Les lignes creuses — titres en vedette, fins d’alinéas, opérations — dites lignes à cadrats sont justifiées à frottement plus doux. En raison des cadrats qu’elles contiennent, ces lignes ont en effet moins d’élasticité. En outre, l’espace justifiante, quelle qu’elle soit, se place près de la dernière lettre et jamais entre les cadrats, pour éviter « qu’elle ne monte et marque à l’impression ». Même, un compositeur soigneux aura soin, dans ces lignes à cadrats, de ne pas laisser un demi-cadratin ou un cadratin à l’extrémité de la justification, après des cadrats de 2, 3, 4 cadratins.

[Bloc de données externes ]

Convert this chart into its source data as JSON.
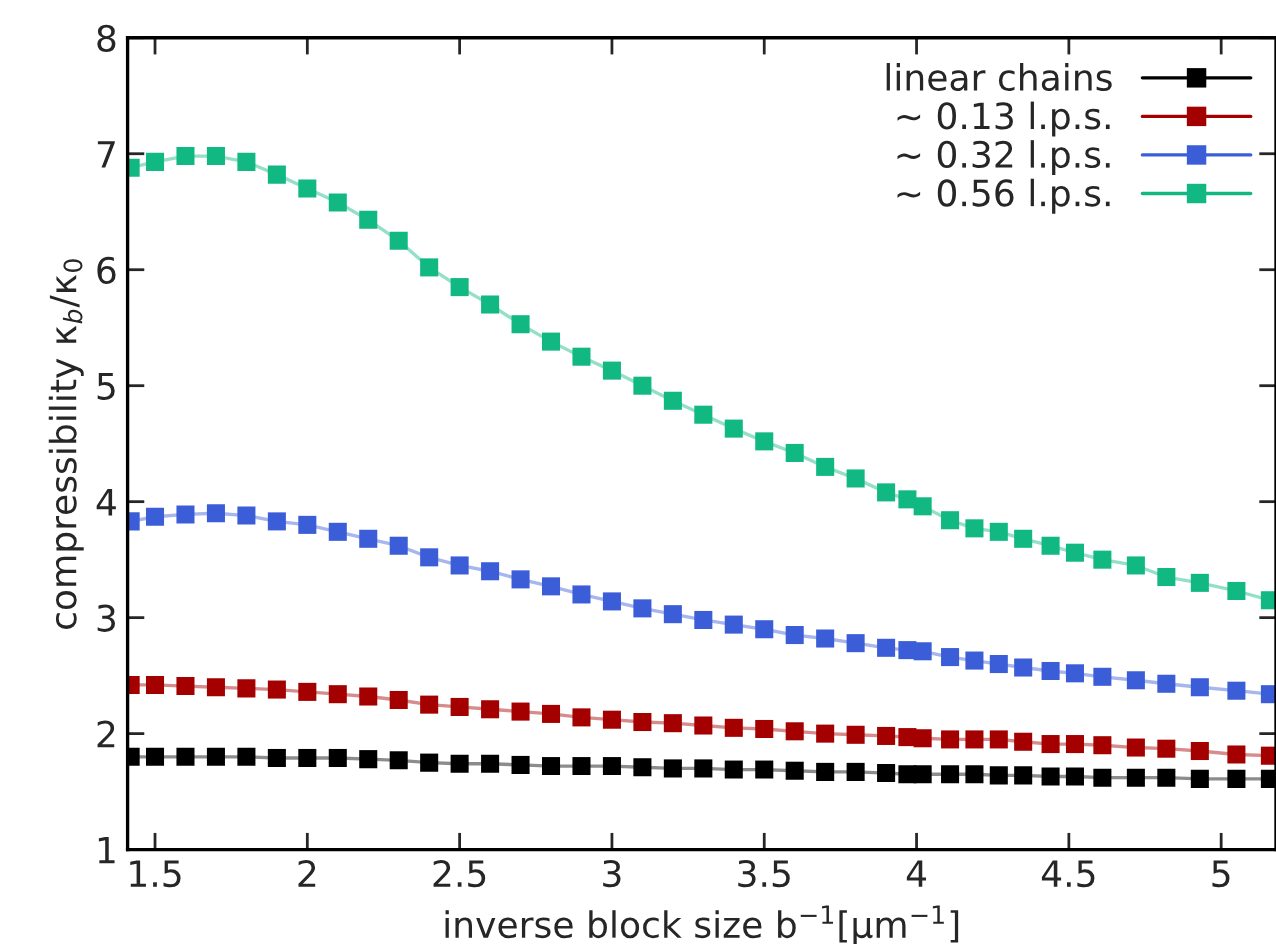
{
  "chart_data": {
    "type": "line",
    "xlabel": "inverse block size b$^{−1}$[μm$^{−1}$]",
    "ylabel": "compressibility κ$_{b}$/κ$_{0}$",
    "x": [
      1.42,
      1.5,
      1.6,
      1.7,
      1.8,
      1.9,
      2.0,
      2.1,
      2.2,
      2.3,
      2.4,
      2.5,
      2.6,
      2.7,
      2.8,
      2.9,
      3.0,
      3.1,
      3.2,
      3.3,
      3.4,
      3.5,
      3.6,
      3.7,
      3.8,
      3.9,
      3.97,
      4.02,
      4.11,
      4.19,
      4.27,
      4.35,
      4.44,
      4.52,
      4.61,
      4.72,
      4.82,
      4.93,
      5.05,
      5.16
    ],
    "series": [
      {
        "name": "linear chains",
        "color": "#000000",
        "values": [
          1.8,
          1.8,
          1.8,
          1.8,
          1.8,
          1.79,
          1.79,
          1.79,
          1.78,
          1.77,
          1.75,
          1.74,
          1.74,
          1.73,
          1.72,
          1.72,
          1.72,
          1.71,
          1.7,
          1.7,
          1.69,
          1.69,
          1.68,
          1.67,
          1.67,
          1.66,
          1.65,
          1.65,
          1.65,
          1.65,
          1.64,
          1.64,
          1.63,
          1.63,
          1.62,
          1.62,
          1.62,
          1.61,
          1.61,
          1.61
        ]
      },
      {
        "name": "∼ 0.13 l.p.s.",
        "color": "#a50000",
        "values": [
          2.42,
          2.42,
          2.41,
          2.4,
          2.39,
          2.38,
          2.36,
          2.34,
          2.32,
          2.29,
          2.25,
          2.23,
          2.21,
          2.19,
          2.17,
          2.14,
          2.12,
          2.1,
          2.09,
          2.07,
          2.05,
          2.04,
          2.02,
          2.0,
          1.99,
          1.98,
          1.97,
          1.96,
          1.95,
          1.95,
          1.95,
          1.93,
          1.91,
          1.91,
          1.9,
          1.88,
          1.87,
          1.85,
          1.82,
          1.81
        ]
      },
      {
        "name": "∼ 0.32 l.p.s.",
        "color": "#3b5ed8",
        "values": [
          3.83,
          3.87,
          3.89,
          3.9,
          3.88,
          3.83,
          3.8,
          3.74,
          3.68,
          3.62,
          3.52,
          3.45,
          3.4,
          3.33,
          3.27,
          3.2,
          3.14,
          3.08,
          3.03,
          2.98,
          2.94,
          2.9,
          2.85,
          2.82,
          2.78,
          2.74,
          2.72,
          2.71,
          2.66,
          2.63,
          2.6,
          2.57,
          2.54,
          2.52,
          2.49,
          2.46,
          2.43,
          2.4,
          2.37,
          2.34
        ]
      },
      {
        "name": "∼ 0.56 l.p.s.",
        "color": "#12b882",
        "values": [
          6.88,
          6.93,
          6.98,
          6.98,
          6.93,
          6.82,
          6.7,
          6.58,
          6.43,
          6.25,
          6.02,
          5.85,
          5.7,
          5.53,
          5.38,
          5.25,
          5.13,
          5.0,
          4.87,
          4.75,
          4.63,
          4.52,
          4.42,
          4.3,
          4.2,
          4.08,
          4.02,
          3.96,
          3.84,
          3.77,
          3.74,
          3.68,
          3.62,
          3.56,
          3.5,
          3.45,
          3.35,
          3.3,
          3.23,
          3.15
        ]
      }
    ],
    "xlim": [
      1.41,
      5.18
    ],
    "ylim": [
      1,
      8
    ],
    "xticks": [
      1.5,
      2,
      2.5,
      3,
      3.5,
      4,
      4.5,
      5
    ],
    "yticks": [
      1,
      2,
      3,
      4,
      5,
      6,
      7,
      8
    ],
    "marker": "square",
    "line_style": "solid",
    "grid": false,
    "legend": "top right"
  }
}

Dans les compositions à lignes courtes — tableaux, manchettes, légendes, habillages de gravures, etc. — l’espace fine, malgré son peu d’épaisseur, est, cependant, parfois encore trop forte pour obtenir une justification convenable : dans ces cas, afin d’arriver à la longueur exacte, presque toujours on utilise des espaces en papier, coupées à la demande de chaque cas particulier, et auxquelles on donne le nom d’espaces de Limoges ; enfin — mais ces procédés ne sauraient se recommander, car ils sont répréhensibles — quelques ouvriers faussent légèrement une espace fine pour lui donner la force voulue ou utilisent comme espace justifiante une lettre de l’épaisseur nécessaire, dont ils ont préalablement abattu la tête.

Certains compositeurs ont une manie déplorable : ils négligent d’enfoncer les espaces complémentaires utilisées pour la justification et les laissent à hauteur de l’œil de la lettre. Rarement ces espaces « tombent » d’elles-mêmes : lors du tirage, elles marquent ; il est dès lors indispensable de revenir sur chacune d’elles : travail fastidieux et assez long qu’il eût été aisé d’éviter si le typographe avait soigneusement poussé ces blancs dans le composteur avant d’arrêter la justification de sa ligne.

Lorsque, la justification terminée, le compositeur replace la dernière lettre, la butée s’exerce à chacune des extrémités de la ligne, cependant que le centre, suivant sa plus ou moins grande élasticité, a tendance à s’écarter vers l’extérieur et à provoquer de la sorte la rupture brusque de la ligne. Pour éviter cet accident, l’ouvrier allonge la paume de la main et le pouce sur la composition afin de la maintenir.

Plus simplement, par surcroît de précaution, lorsque le texte est interligné, et avant la justification définitive, on couche l’interligne ; si la composition est compacte, on utilise, à la place de l’interligne, un filet ou lève-lignes.

i) Si l’interlignage se fait avec deux interlignes bout à bout, il est indispensable que celles-ci ne soient pas d’égale longueur : la solution de continuité qui se produirait dans la composition occasionnerait un défaut de consistance pouvant donner lieu à de graves ennuis.

Pour la même raison, les interlignes d’inégale longueur seront croisées, autrement dit interverties à chaque ligne.

Lorsque l’interlignage est composé de deux interlignes d’inégale épaisseur — par exemple une interligne de 1 point et une interligne de 3 points, — il est préférable de placer l’interligne la plus mince la première : la plus forte, présentant davantage de solidité, remplira mieux l’office de filet, s’il y a lieu.


LA COMPOSTÉE


Une première ligne composée et justifiée, comme on vient de le voir, et, le cas échéant, l’interligne placée, une deuxième ligne est aussitôt commencée et exécutée comme la première ; puis, successivement, d’autres, jusqu’à ce que le composteur soit plein.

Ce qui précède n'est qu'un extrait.